If you listened to UK politicians yesterday you would think the banking crisis was solved. 300 odd pages of report from John Vickers and a promise to implement plans after the effective careers of all currently involved in politics and banking are over and apparently the problem is solved.
With respect to all in question, no it isn't.
Robert Reich, a former US Labor Secretary tweeted overnight:
50% probability Greek default. US banks counter-party debt huge. Prepare for another Lehman Brothers. Second big bank bailout on the way?
I'd argue on two counts. Greek default is inevitable. It's disorderly default he's referring to, I think. And there's no question mark at the end: that's also inevitable.

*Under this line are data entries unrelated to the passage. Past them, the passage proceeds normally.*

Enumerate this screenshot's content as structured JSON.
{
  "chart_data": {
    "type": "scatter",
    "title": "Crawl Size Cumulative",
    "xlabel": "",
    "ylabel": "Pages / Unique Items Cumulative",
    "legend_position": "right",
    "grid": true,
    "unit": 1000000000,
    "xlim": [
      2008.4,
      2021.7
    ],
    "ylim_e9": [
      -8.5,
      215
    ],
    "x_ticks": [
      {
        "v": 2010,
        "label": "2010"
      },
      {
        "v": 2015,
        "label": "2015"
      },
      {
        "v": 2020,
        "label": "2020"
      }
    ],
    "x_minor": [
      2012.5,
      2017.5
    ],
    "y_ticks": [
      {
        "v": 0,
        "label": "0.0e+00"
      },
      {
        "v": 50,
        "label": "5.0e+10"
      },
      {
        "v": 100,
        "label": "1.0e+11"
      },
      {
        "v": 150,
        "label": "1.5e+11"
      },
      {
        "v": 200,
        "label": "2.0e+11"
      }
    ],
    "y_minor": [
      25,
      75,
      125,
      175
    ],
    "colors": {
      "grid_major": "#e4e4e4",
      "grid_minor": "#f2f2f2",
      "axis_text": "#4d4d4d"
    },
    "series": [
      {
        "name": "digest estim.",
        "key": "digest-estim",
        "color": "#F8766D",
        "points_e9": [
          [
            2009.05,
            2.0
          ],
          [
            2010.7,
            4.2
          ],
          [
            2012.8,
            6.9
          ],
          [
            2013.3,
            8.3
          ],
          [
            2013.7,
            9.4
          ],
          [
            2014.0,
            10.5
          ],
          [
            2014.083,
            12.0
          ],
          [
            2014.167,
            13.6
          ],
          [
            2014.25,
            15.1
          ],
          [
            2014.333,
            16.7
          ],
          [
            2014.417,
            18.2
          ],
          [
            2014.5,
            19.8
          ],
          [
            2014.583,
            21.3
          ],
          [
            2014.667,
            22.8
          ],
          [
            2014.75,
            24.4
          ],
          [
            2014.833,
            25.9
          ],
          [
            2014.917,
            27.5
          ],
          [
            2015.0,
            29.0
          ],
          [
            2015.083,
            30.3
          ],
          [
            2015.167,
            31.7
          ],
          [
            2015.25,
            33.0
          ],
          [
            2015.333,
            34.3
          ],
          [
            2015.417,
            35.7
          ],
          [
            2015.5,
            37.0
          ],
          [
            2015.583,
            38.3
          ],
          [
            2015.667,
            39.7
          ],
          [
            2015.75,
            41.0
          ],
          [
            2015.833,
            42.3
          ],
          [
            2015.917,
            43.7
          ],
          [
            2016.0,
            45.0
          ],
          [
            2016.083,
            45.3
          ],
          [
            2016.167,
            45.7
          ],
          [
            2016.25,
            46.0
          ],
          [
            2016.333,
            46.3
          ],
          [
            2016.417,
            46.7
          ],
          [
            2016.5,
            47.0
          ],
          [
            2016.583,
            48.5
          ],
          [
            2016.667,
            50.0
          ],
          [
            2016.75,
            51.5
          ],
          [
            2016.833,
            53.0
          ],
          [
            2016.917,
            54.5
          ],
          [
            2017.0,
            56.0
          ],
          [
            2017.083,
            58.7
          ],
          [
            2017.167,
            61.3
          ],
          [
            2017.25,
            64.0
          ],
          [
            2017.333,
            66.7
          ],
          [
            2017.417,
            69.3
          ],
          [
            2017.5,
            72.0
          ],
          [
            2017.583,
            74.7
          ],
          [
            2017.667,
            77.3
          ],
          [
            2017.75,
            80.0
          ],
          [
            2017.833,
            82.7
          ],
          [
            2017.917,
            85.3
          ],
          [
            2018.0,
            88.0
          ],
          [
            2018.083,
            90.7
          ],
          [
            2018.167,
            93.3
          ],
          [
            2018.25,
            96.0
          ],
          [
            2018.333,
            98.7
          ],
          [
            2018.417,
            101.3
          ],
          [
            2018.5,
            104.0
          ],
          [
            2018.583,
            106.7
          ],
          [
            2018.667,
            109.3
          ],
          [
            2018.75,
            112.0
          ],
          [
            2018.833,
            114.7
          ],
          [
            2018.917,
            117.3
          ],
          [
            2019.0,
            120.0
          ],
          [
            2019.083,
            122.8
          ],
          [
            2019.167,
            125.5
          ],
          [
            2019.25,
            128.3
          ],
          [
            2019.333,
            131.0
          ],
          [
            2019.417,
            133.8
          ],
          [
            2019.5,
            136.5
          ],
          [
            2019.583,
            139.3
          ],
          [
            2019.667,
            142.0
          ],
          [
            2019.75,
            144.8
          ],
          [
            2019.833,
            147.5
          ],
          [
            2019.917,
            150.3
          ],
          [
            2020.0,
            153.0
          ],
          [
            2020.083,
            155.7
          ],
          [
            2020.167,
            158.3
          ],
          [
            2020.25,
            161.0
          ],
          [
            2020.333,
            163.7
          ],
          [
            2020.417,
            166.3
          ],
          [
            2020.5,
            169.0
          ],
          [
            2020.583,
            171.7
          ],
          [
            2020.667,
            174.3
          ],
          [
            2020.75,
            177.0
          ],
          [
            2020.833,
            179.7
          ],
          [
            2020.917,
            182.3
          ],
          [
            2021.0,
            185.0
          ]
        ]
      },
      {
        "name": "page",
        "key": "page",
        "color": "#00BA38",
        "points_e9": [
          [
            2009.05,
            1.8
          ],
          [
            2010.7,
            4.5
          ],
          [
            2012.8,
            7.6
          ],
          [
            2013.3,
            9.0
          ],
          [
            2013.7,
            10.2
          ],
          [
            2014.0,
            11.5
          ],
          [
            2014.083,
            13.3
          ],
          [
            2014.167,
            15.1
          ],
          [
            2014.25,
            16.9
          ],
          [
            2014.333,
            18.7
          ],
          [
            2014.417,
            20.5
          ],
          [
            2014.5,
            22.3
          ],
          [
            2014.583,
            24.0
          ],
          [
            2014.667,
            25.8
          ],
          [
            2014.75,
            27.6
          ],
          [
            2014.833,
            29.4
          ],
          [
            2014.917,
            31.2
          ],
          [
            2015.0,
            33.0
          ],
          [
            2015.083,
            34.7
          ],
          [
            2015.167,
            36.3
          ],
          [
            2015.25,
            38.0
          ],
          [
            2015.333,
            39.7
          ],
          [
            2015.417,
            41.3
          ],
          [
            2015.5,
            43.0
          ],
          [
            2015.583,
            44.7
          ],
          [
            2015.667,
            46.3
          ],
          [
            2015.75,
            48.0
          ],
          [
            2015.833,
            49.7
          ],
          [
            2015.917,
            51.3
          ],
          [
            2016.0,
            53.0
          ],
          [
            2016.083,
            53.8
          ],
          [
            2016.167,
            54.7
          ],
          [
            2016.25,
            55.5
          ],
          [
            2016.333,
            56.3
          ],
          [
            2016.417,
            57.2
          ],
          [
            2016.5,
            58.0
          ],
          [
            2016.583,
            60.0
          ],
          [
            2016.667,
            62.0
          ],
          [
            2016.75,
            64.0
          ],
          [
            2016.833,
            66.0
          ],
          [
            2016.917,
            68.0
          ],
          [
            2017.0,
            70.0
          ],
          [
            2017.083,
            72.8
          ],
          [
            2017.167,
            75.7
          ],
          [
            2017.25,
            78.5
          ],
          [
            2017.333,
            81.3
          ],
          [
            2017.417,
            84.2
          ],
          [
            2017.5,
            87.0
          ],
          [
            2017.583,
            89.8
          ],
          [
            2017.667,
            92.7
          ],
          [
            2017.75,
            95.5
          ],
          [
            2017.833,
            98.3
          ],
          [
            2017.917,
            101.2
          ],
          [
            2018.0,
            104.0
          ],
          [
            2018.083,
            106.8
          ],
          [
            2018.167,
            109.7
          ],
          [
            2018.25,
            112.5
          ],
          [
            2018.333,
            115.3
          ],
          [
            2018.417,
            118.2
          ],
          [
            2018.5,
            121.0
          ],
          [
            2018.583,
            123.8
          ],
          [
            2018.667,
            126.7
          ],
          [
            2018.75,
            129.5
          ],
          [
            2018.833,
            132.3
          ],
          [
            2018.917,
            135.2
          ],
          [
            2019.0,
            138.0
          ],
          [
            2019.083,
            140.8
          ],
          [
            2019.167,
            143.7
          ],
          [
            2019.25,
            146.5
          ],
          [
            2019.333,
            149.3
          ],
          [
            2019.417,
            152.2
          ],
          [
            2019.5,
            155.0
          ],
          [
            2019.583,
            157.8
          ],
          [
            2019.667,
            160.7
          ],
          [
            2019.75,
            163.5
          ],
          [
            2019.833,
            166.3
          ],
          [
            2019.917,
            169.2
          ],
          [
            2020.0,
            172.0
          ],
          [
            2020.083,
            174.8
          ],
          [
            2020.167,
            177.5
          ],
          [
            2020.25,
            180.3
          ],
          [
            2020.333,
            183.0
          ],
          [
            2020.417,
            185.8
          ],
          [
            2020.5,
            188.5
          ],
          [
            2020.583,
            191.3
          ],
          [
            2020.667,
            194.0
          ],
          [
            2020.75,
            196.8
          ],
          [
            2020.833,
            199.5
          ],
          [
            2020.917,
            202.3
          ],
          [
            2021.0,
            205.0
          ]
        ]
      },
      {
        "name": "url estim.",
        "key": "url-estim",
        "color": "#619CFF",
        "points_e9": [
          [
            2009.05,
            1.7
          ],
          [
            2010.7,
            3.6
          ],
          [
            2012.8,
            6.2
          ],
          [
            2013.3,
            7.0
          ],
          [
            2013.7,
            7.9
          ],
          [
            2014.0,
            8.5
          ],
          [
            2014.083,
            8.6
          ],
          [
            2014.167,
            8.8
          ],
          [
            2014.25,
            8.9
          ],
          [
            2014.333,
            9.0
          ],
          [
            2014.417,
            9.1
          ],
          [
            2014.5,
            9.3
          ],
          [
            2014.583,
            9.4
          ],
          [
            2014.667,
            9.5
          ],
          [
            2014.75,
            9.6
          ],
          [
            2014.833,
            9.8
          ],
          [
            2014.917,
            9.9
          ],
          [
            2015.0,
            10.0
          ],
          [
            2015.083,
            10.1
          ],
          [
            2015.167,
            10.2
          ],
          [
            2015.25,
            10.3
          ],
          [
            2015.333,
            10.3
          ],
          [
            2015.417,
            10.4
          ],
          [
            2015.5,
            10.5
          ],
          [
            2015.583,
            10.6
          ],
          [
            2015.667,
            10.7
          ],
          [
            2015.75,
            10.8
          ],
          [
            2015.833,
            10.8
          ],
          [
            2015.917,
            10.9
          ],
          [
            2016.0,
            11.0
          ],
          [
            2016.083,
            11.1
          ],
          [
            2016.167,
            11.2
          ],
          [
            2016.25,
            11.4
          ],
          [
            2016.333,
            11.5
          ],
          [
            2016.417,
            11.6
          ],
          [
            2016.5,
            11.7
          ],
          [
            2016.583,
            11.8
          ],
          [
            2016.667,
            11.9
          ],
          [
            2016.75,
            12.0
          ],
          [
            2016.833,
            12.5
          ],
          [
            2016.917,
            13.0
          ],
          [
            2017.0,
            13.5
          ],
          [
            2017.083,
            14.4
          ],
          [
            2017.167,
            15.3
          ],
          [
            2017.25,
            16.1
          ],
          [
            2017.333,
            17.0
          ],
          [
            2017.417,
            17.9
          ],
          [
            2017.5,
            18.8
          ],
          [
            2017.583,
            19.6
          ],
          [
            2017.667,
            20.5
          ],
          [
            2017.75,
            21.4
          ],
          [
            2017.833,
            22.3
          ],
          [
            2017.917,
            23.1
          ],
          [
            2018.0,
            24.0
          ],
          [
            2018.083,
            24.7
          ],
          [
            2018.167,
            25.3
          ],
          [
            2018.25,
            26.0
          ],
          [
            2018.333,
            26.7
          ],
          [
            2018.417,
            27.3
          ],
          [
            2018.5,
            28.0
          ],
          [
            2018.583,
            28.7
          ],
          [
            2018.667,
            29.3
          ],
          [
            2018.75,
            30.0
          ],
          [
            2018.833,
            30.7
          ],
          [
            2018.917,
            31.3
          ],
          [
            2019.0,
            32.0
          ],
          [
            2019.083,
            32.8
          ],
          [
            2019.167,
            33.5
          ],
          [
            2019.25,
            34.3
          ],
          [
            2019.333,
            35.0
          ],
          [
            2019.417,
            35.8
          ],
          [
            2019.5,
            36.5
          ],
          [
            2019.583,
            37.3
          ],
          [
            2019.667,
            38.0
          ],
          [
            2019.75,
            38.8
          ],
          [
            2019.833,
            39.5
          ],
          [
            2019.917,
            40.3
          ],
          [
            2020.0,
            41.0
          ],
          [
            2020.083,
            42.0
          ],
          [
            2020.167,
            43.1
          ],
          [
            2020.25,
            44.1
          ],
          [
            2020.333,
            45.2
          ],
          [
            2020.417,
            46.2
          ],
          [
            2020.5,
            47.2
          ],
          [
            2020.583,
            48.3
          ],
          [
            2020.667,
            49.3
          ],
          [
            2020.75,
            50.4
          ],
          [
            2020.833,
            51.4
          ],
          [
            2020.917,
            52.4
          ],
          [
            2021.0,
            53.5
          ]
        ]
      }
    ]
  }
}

As the Guardian has said in an editorial on Vickers this morning:
The careful cost-benefit terms in which .. concession[s] to the bankers [are] justified stir deeper questions. The commission has measured every dimension of finance's problems, but the crisis has bent the yardsticks. They talk of removing subsidies so risk can return to a market price, and yet investment risks are not currently priced by reason but by depressed animal spirits. There are some really bold ideas for breaking from the slump, such as a national investment bank to put idle hands and idle money to productive work. The commission, however, opted to stick within the conventional wisdom, stating blithely on page one that it is never for the state but for "the private sector disciplined by market forces" to make investment decisions. But after all that has happened, it is not longer good enough to hold the old truths to be self-evident.
I agree: on blackboards in economics seminars markets great make decisions. In practice they're made up of people with no magic power and no greater ability to know what to do than the state. Worse though, because they think they are superior they pay themselves more and still, as we've seen, get it spectacularly wrong.
All of which is why I argued yesterday that the state has to be ready now for another failure by bankers, as it is inevitable.